IMHO, regularizing priors should be used when you actually believe the predictors can have close to 0 effect on the outcome, not to induce some sparsity.
But in the example above it is reasonable to assume that all the predictors, e.g. a, exp(a), sin(a) are associated with the outcome, there are just too many of them.
A maybe useful alternative would be to use something like Projective Inference (https://arxiv.org/abs/1810.02406), which uses a reference model with all predictors to find a subset of predictors that work nearly as well as the large model.
In this way, you avoid using priors that are in conflict with subject matter knowledge.
> Interpretability is bought at the price of noise—not in the prediction, but in the chosen model.
Unfortunately interpretable is interpreted to be many different things but don’t you mean coarsening as you are coarsening a continuous partial pooling model to get a fully no pooling subset model. That adds noise as with coarsening data.
In this brief blog https://www.statcan.gc.ca/en/data-science/network/decision-making the degree of interpretability is taken simply as how easily the user can grasp the connection between input data and what the ML model would predict. Erasmus et al. (2020) provide a more general and philosophical view. Rudin et al. (2021) avoid trying to provide an exhaustive definition by instead providing general guiding principles to help readers avoid common, but problematic ways of thinking about interpretability.

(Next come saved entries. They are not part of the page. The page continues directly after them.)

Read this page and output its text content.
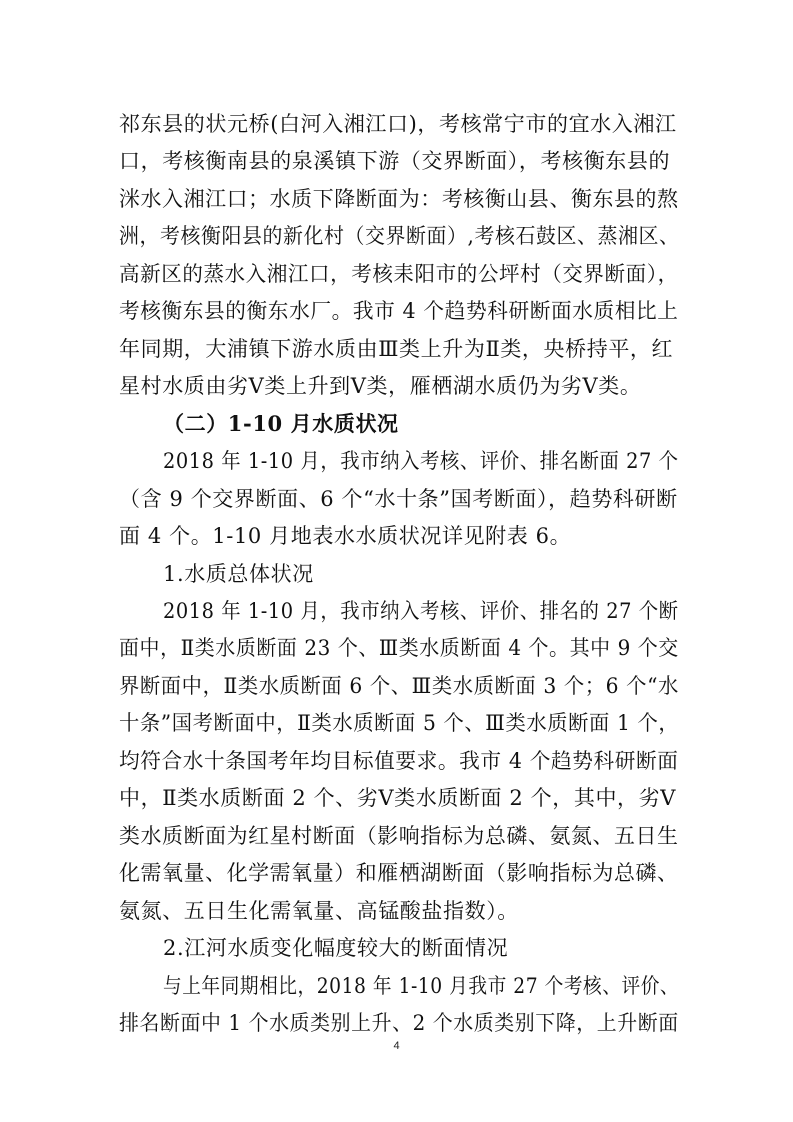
祁东县的状元桥(白河入湘江口)，考核常宁市的宜水入湘江
口，考核衡南县的泉溪镇下游（交界断面），考核衡东县的
洣水入湘江口；水质下降断面为：考核衡山县、衡东县的熬
洲，考核衡阳县的新化村（交界断面）,考核石鼓区、蒸湘区、
高新区的蒸水入湘江口，考核耒阳市的公坪村（交界断面），
考核衡东县的衡东水厂。我市 4 个趋势科研断面水质相比上
年同期，大浦镇下游水质由Ⅲ类上升为Ⅱ类，央桥持平，红
星村水质由劣Ⅴ类上升到Ⅴ类，雁栖湖水质仍为劣Ⅴ类。
（二）1-10 月水质状况
2018 年 1-10 月，我市纳入考核、评价、排名断面 27 个
（含 9 个交界断面、6 个“水十条”国考断面），趋势科研断
面 4 个。1-10 月地表水水质状况详见附表 6。
1.水质总体状况
2018 年 1-10 月，我市纳入考核、评价、排名的 27 个断
面中，Ⅱ类水质断面 23 个、Ⅲ类水质断面 4 个。其中 9 个交
界断面中，Ⅱ类水质断面 6 个、Ⅲ类水质断面 3 个；6 个“水
十条”国考断面中，Ⅱ类水质断面 5 个、Ⅲ类水质断面 1 个，
均符合水十条国考年均目标值要求。我市 4 个趋势科研断面
中，Ⅱ类水质断面 2 个、劣Ⅴ类水质断面 2 个，其中，劣Ⅴ
类水质断面为红星村断面（影响指标为总磷、氨氮、五日生
化需氧量、化学需氧量）和雁栖湖断面（影响指标为总磷、
氨氮、五日生化需氧量、高锰酸盐指数）。
2.江河水质变化幅度较大的断面情况
与上年同期相比，2018 年 1-10 月我市 27 个考核、评价、
排名断面中 1 个水质类别上升、2 个水质类别下降，上升断面
4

Why would anyone turn over a modest size dataset to an arbitrary black-box algorithm? Why not engage in some actual data analysis? Plot your data, examine it for outliers, clusters, nonlinearity, heteroskedasticity, etc. Fix the features that can affect your model: re-express, set aside or correct outliers. then fit a simpler model. Along the way you may find that a stray point or unexpected grouping is meaningful and thereby learn more than any blind fit could tell you.

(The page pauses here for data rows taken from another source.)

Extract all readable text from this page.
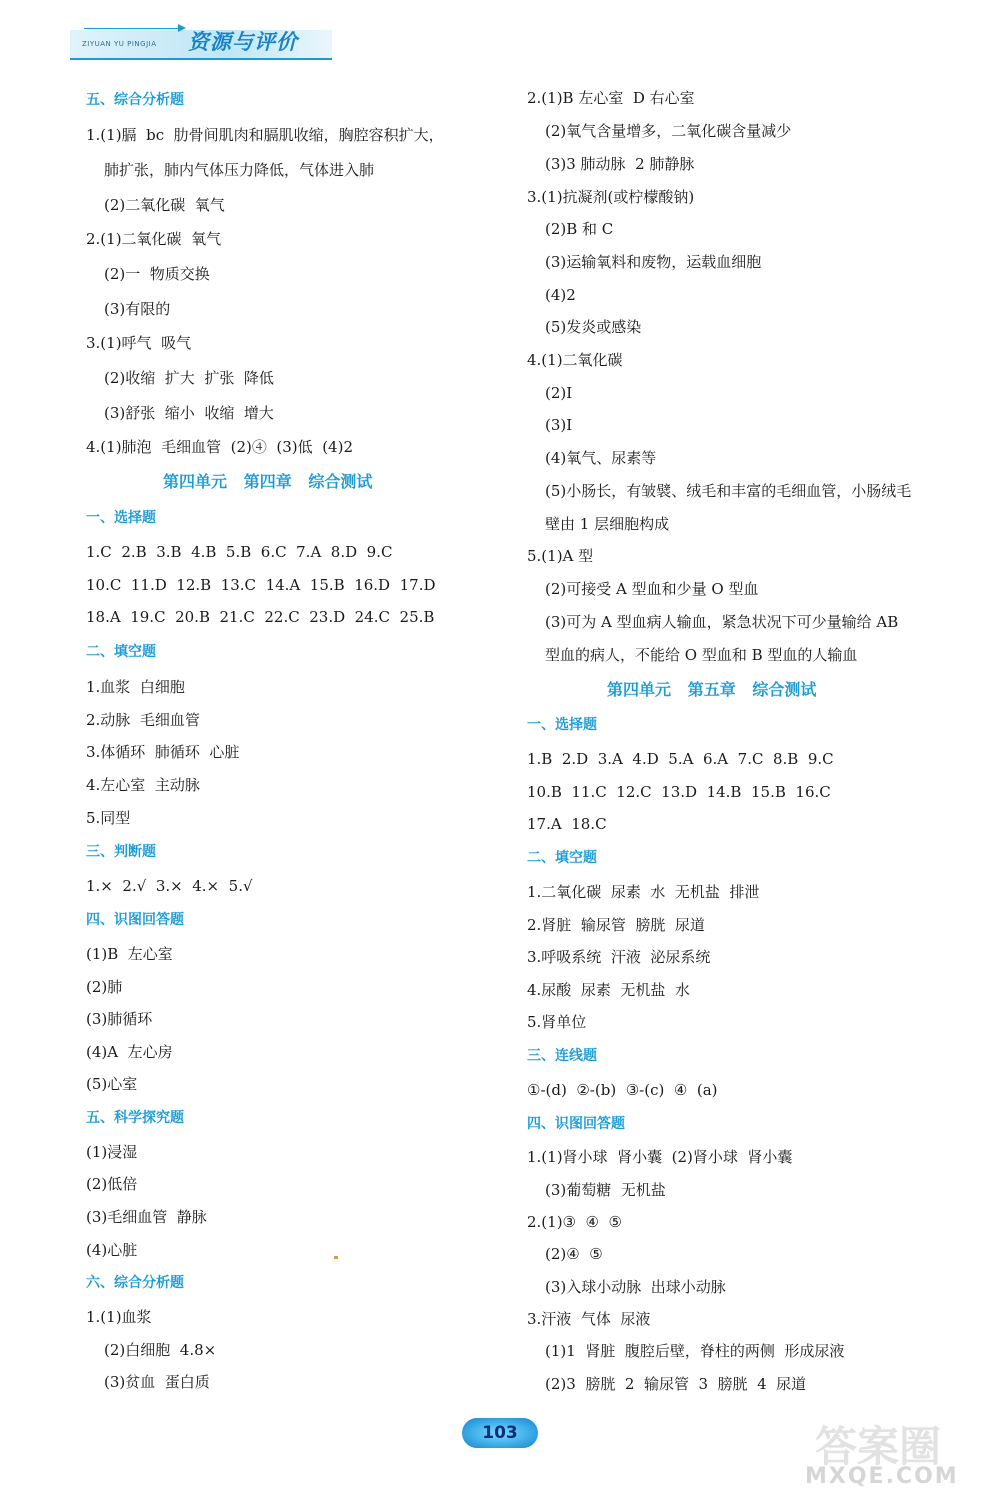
ZIYUAN YU PINGJIA 资源与评价
五、综合分析题
1.(1)膈  bc  肋骨间肌肉和膈肌收缩，胸腔容积扩大，
肺扩张，肺内气体压力降低，气体进入肺
(2)二氧化碳  氧气
2.(1)二氧化碳  氧气
(2)一  物质交换
(3)有限的
3.(1)呼气  吸气
(2)收缩  扩大  扩张  降低
(3)舒张  缩小  收缩  增大
4.(1)肺泡  毛细血管  (2)④  (3)低  (4)2
第四单元   第四章   综合测试
一、选择题
1.C  2.B  3.B  4.B  5.B  6.C  7.A  8.D  9.C
10.C  11.D  12.B  13.C  14.A  15.B  16.D  17.D
18.A  19.C  20.B  21.C  22.C  23.D  24.C  25.B
二、填空题
1.血浆  白细胞
2.动脉  毛细血管
3.体循环  肺循环  心脏
4.左心室  主动脉
5.同型
三、判断题
1.×  2.√  3.×  4.×  5.√
四、识图回答题
(1)B  左心室
(2)肺
(3)肺循环
(4)A  左心房
(5)心室
五、科学探究题
(1)浸湿
(2)低倍
(3)毛细血管  静脉
(4)心脏
六、综合分析题
1.(1)血浆
(2)白细胞  4.8×
(3)贫血  蛋白质
2.(1)B 左心室  D 右心室
(2)氧气含量增多，二氧化碳含量减少
(3)3 肺动脉  2 肺静脉
3.(1)抗凝剂(或柠檬酸钠)
(2)B 和 C
(3)运输氧料和废物，运载血细胞
(4)2
(5)发炎或感染
4.(1)二氧化碳
(2)I
(3)I
(4)氧气、尿素等
(5)小肠长，有皱襞、绒毛和丰富的毛细血管，小肠绒毛
壁由 1 层细胞构成
5.(1)A 型
(2)可接受 A 型血和少量 O 型血
(3)可为 A 型血病人输血，紧急状况下可少量输给 AB
型血的病人，不能给 O 型血和 B 型血的人输血
第四单元   第五章   综合测试
一、选择题
1.B  2.D  3.A  4.D  5.A  6.A  7.C  8.B  9.C
10.B  11.C  12.C  13.D  14.B  15.B  16.C
17.A  18.C
二、填空题
1.二氧化碳  尿素  水  无机盐  排泄
2.肾脏  输尿管  膀胱  尿道
3.呼吸系统  汗液  泌尿系统
4.尿酸  尿素  无机盐  水
5.肾单位
三、连线题
①-(d)  ②-(b)  ③-(c)  ④  (a)
四、识图回答题
1.(1)肾小球  肾小囊  (2)肾小球  肾小囊
(3)葡萄糖  无机盐
2.(1)③  ④  ⑤
(2)④  ⑤
(3)入球小动脉  出球小动脉
3.汗液  气体  尿液
(1)1  肾脏  腹腔后壁，脊柱的两侧  形成尿液
(2)3  膀胱  2  输尿管  3  膀胱  4  尿道
103	答案圈
MXQE.COM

Downsides to this approach:
1) You must THINK
2) You must take responsibility for what you do–you can’t “blame the computer”

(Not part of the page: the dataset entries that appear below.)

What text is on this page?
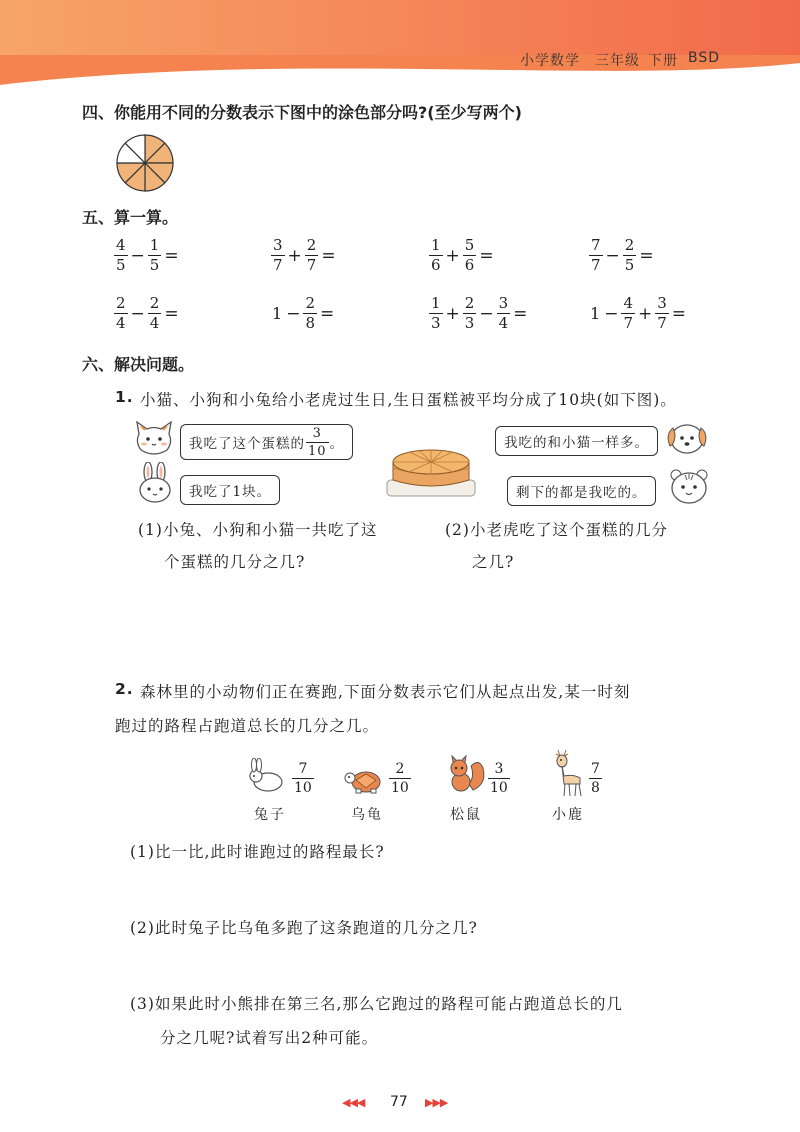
小学数学 三年级 下册 BSD
四、你能用不同的分数表示下图中的涂色部分吗?(至少写两个)
五、算一算。
$\frac{4}{5} - \frac{1}{5}$ =	$\frac{3}{7} + \frac{2}{7}$ =	$\frac{1}{6} + \frac{5}{6}$ =	$\frac{7}{7} - \frac{2}{5}$ =
$\frac{2}{4} - \frac{2}{4}$ =	$1 - \frac{2}{8}$ =	$\frac{1}{3} + \frac{2}{3} - \frac{3}{4}$ =	$1 - \frac{4}{7} + \frac{3}{7}$ =
六、解决问题。
1. 小猫、小狗和小兔给小老虎过生日,生日蛋糕被平均分成了10块(如下图)。
我吃了这个蛋糕的 $\frac{3}{10}$ 。
我吃了1块。
我吃的和小猫一样多。
剩下的都是我吃的。
(1)小兔、小狗和小猫一共吃了这
个蛋糕的几分之几?
(2)小老虎吃了这个蛋糕的几分
之几?
2. 森林里的小动物们正在赛跑,下面分数表示它们从起点出发,某一时刻
跑过的路程占跑道总长的几分之几。
7
10
2
10
3
10
7
8
兔子	乌龟	松鼠	小鹿
(1)比一比,此时谁跑过的路程最长?
(2)此时兔子比乌龟多跑了这条跑道的几分之几?
(3)如果此时小熊排在第三名,那么它跑过的路程可能占跑道总长的几
分之几呢?试着写出2种可能。
◀◀◀ 77 ▶▶▶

3) You might conclude that there is no plausible model “good enough” to meet your needs
4) You shouldn’t believe related hypothesis tests–especially if they are just barely significant– because you have been messing in the data. But you shouldn’t have believed them anyway since you couldn’t form a null hypothesis when you had no model to begin with–and data analysis is not (or should not be) about testing anyway.
Upsides to this approach:
1) You are much more likely to understand your data and any phenomena behind them
2) You are much more likely to find a simple model (and Occam’s razor says that’s more likely to scientifically useful)
3) You may discover the unexpected in your data (and, as Tukey says, you should expect that)
Sure, most papers in this direction absolutely do the type of analysis you describe. The idea of fitting the sparse models is that they may give you something on top, which you weren’t going to find in your manual analysis because they cover such a broad range of features.
But at the end of the day, the true success stories in this respect are rather rare.
Beware complexity, all that is complex does not glitter.
Or give into the delight and mystery of the complex.
You choice ;-)
Coming from a computational chemistry background, i find that most of the work you describe had typically a large number of researcher degree of freedom.
They tune the knobs, choose the basis sets or the intermediate functions appropriately to get good predictive value.
But that gets a publication but typically poor out of sample prediction. Those things just don’t scale to the larger context.
Of course, everyone is doing it and the publication machine chugs along merrily. :)
As Keith already said, a key issue here is what is meant by interpretability. Any interpretation that implies that x1 with estimated nonzero coefficient “has an effect” (thought of a causal?) whereas x2 with estimated zero coefficient doesn’t is not granted (this is an issue with any regression though). And of course with 10-50 observations and all kinds of correlation between predictors that obviously comes in when deriving more predictors from those you already have, results will be hugely unstable.